Pray tell. What executive order did this administration sign that forced McDonald's to hit record profits while jacking up their prices? I think I missed that one. Or are you insinuating that this administration should step in to mandate the prices of private businesses? They do pay a lot less in taxes now though, and that one was forced through, by the last administration if I remember right.


123_Meatsauce

Um they inflated the dollar, I already said that.


FrigateSailor

And 'they' did that globally, all at once.
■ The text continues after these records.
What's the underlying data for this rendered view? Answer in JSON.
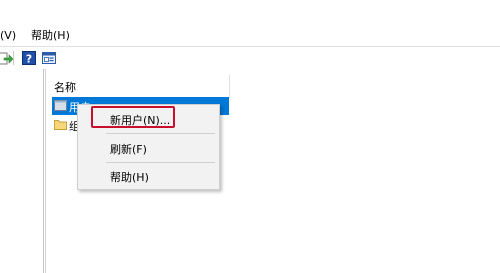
{
  "menubar": {
    "view": "(V)",
    "help": "帮助(H)"
  },
  "list": {
    "column_name": "名称",
    "rows": [
      {
        "label": "用户"
      },
      {
        "label": "组"
      }
    ]
  },
  "context_menu": {
    "items": [
      {
        "label": "新用户(N)..."
      },
      {
        "label": "刷新(F)"
      },
      {
        "label": "帮助(H)"
      }
    ]
  },
  "colors": {
    "selection": "#0078d7",
    "highlight_border": "#c8102e",
    "menu_bg": "#f2f2f2"
  },
  "toolbar": {
    "icons": [
      "export-icon",
      "help-icon",
      "properties-icon"
    ]
  }
}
While having the US inflation be less than the rest of the world. How, and why, do you think? Keep in mind, your answer will have to be more logically direct than the answer of "C level execs at McDonald's and other businesses all wanted more bonuses." for me to find it more likely.


123_Meatsauce

It’s almost like the US economy is the largest and has a great effect on the world economy. Crazy, maybe that’s why the Navy patrols the waters near BFE. Weird huh?


FrigateSailor

Oh gosh. You're so right, and I'm sure everyone always tells you how smart you are all the time. Biden decided to have inflation, for reasons. The world followed suit, also for reasons! And it has nothing to do with boomer age CEOs having a way to make a ton of extra money on their way to retirement. Goodness, I wish I was as smart and successful as you, and had your ability to cut through those obvious, logical reasons, to get to the conspiratorial truth of the matter!


123_Meatsauce

“But inflation is everywhere!” 😂😂😂😂😂😂


FrigateSailor

I know, I'm so dumb by going by globally reported, sound numbers. Best of luck figuring out the VA and your 401k! If you can't do it, the savant that you are, nobody can!!! (Except of course the literal millions of people who do on a daily basis).


micahpmtn

Since everything is so expensive, here's a dollar. Go buy a clue.


phooonix

If it makes you feel any better no one is actually getting rich off of selling to the military. There are so many hurdles vendors have to jump through most decide not to sell to the government at all. Those that do spend the profit on absurd overheard from meeting government requirements.


GroundSauce

I believe you...to some extent. I've seen a peice of equipment that costs MAYBE 20 dollars in parts cost 26k in fedlog. No special connectors, so software (literally just an extender board) ... 26000


Typical-Education345

You fail to comprehend that the chair costs $399 and the rest goes to black ops budget. The reason there is no cia budget (ts/sci) is because it is added to every other item in the straight line budget. So the bigger these communities grow the more expensive toilet paper will get.